Here’s my initial reaction to today’s IEP meeting

The meeting has come and gone.  It was one of those meetings where I went into it with a certain attitude and walked out of it with a different one. 

It was Dr. Pattie, the boy’s Mom (via phone), IEP Coordinator, both teachers and myself at the meeting this afternoon. 


The long and short of things is that Elliott’s actually doing really well in school academically.  The interm report was sent and was reflecting issues as a result of him being sick for a week..

As it turns out, he doing middle to late 5th grade work in some areas, in order to continue challenging him. His Math and Reading scores are off the charts. 

If that’s the case, which it turns out it is, why is Elliott struggling so much at home when it comes to homework?

It’s sorta my fault.  Well, not really my fault but more the fact that I have so much invested emotionally. 

I’ve never doubted that Elliott was capable of doing the homework. What I was seeing as anxiety surrounding homework was more Elliott pushing back against having his time controlled by someone other than him. 

Dr. Pattie says it’s avoidance.

She also thinks that he’s manipulating me. When I expressed some level a disagreement, she explained that he gets to the point where he’s not thinking rationally and cycle just perpetuates.

While I’m not saying she’s wrong because I happen to agree with much of what she thinks but it’s hard for me to not react emotionally when he’s so distressed. 

The problem is that there is so much going on with him and it’s all squished together into a giant ball of struggle.  It’s not always easy to know what is what, especially when he’s not the only one having problems. 

I’ve done some serious soul searching here and I have to own the fact that I’m overcompensating.

The boys have gone through so much over the last year or so and there wasn’t anything I could do to protect them from it.

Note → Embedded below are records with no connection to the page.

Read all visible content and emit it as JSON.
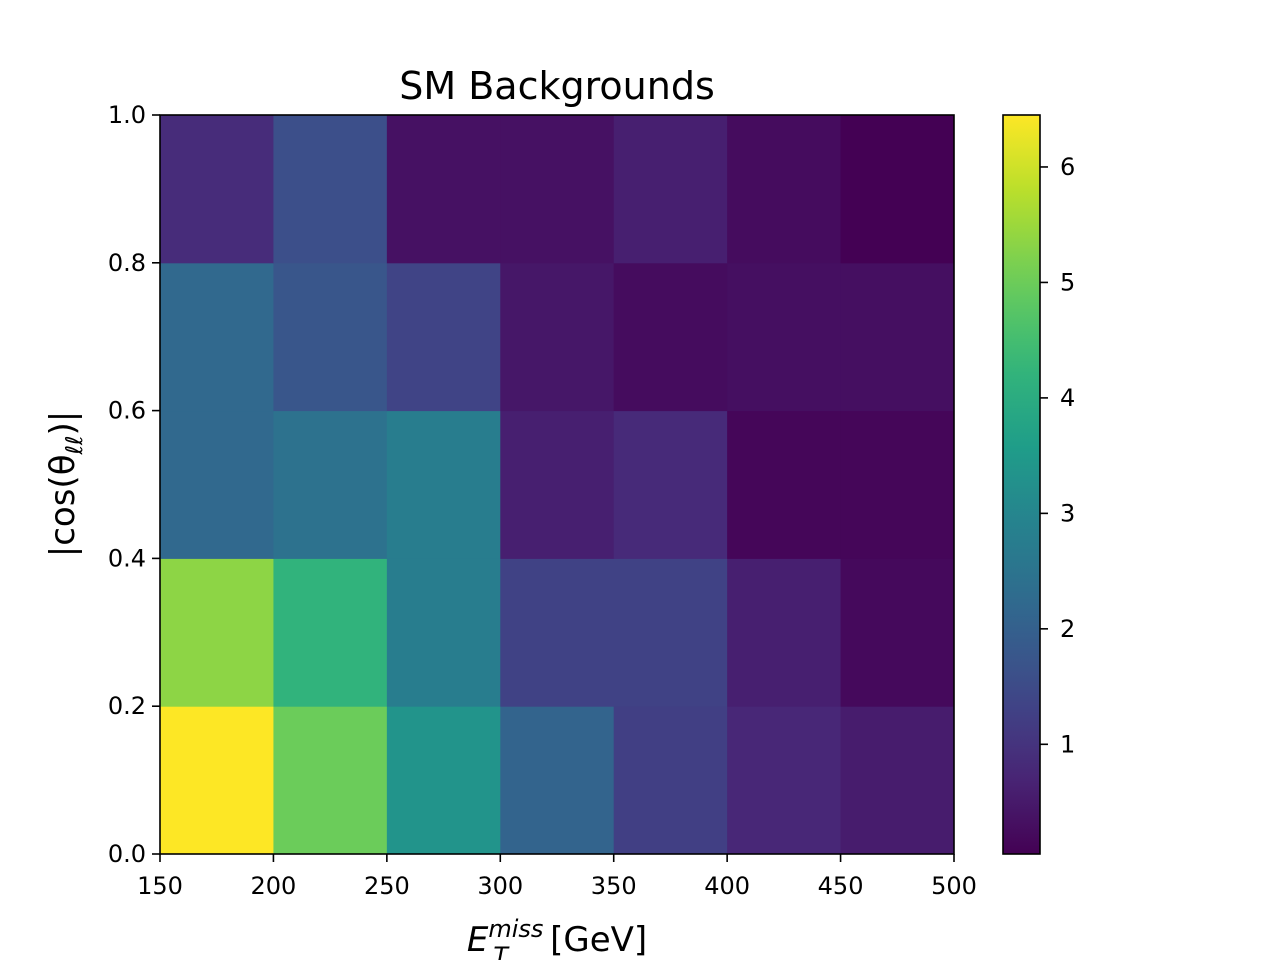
{
  "chart_data": {
    "type": "heatmap",
    "title": "SM Backgrounds",
    "xlabel": {
      "base": "E",
      "sup": "miss",
      "sub": "T",
      "unit": "[GeV]"
    },
    "ylabel": {
      "pre": "|cos(θ",
      "sub": "ℓℓ",
      "post": ")|"
    },
    "x_edges": [
      150,
      200,
      250,
      300,
      350,
      400,
      450,
      500
    ],
    "y_edges": [
      0.0,
      0.2,
      0.4,
      0.6,
      0.8,
      1.0
    ],
    "xlim": [
      150,
      500
    ],
    "ylim": [
      0.0,
      1.0
    ],
    "x_ticks": [
      150,
      200,
      250,
      300,
      350,
      400,
      450,
      500
    ],
    "x_tick_labels": [
      "150",
      "200",
      "250",
      "300",
      "350",
      "400",
      "450",
      "500"
    ],
    "y_ticks": [
      0.0,
      0.2,
      0.4,
      0.6,
      0.8,
      1.0
    ],
    "y_tick_labels": [
      "0.0",
      "0.2",
      "0.4",
      "0.6",
      "0.8",
      "1.0"
    ],
    "values": [
      [
        6.45,
        5.0,
        3.35,
        2.1,
        1.25,
        0.75,
        0.55
      ],
      [
        5.35,
        4.2,
        2.75,
        1.3,
        1.3,
        0.6,
        0.2
      ],
      [
        2.2,
        2.45,
        2.75,
        0.6,
        0.8,
        0.15,
        0.15
      ],
      [
        2.2,
        1.75,
        1.35,
        0.45,
        0.25,
        0.3,
        0.3
      ],
      [
        0.85,
        1.6,
        0.35,
        0.35,
        0.6,
        0.25,
        0.05
      ]
    ],
    "colormap": "viridis",
    "colorbar": {
      "min": 0.05,
      "max": 6.45,
      "ticks": [
        1,
        2,
        3,
        4,
        5,
        6
      ],
      "tick_labels": [
        "1",
        "2",
        "3",
        "4",
        "5",
        "6"
      ]
    },
    "grid": false
  }
}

Elliott specifically, is so profoundly impacted by his Mom leaving. I was working overtime to provide him with relief from his heartache and distress.  I was overcompensating and while it’s coming from a place of love, it’s not always the best thing to do..

There’s also significant separation anxiety while he’s at school, especially when I happen to stop into the school for something and he sees me.  It takes the teachers an hour to settle him down.

This is pretty much where I’m going to cut off for now.  I wanted to share my take away from this meeting.  In the next post, I’ll share what we’re going to be doing to address these issues and why we’re taking this particular approach.

I just needed to put this out there and start to process everything.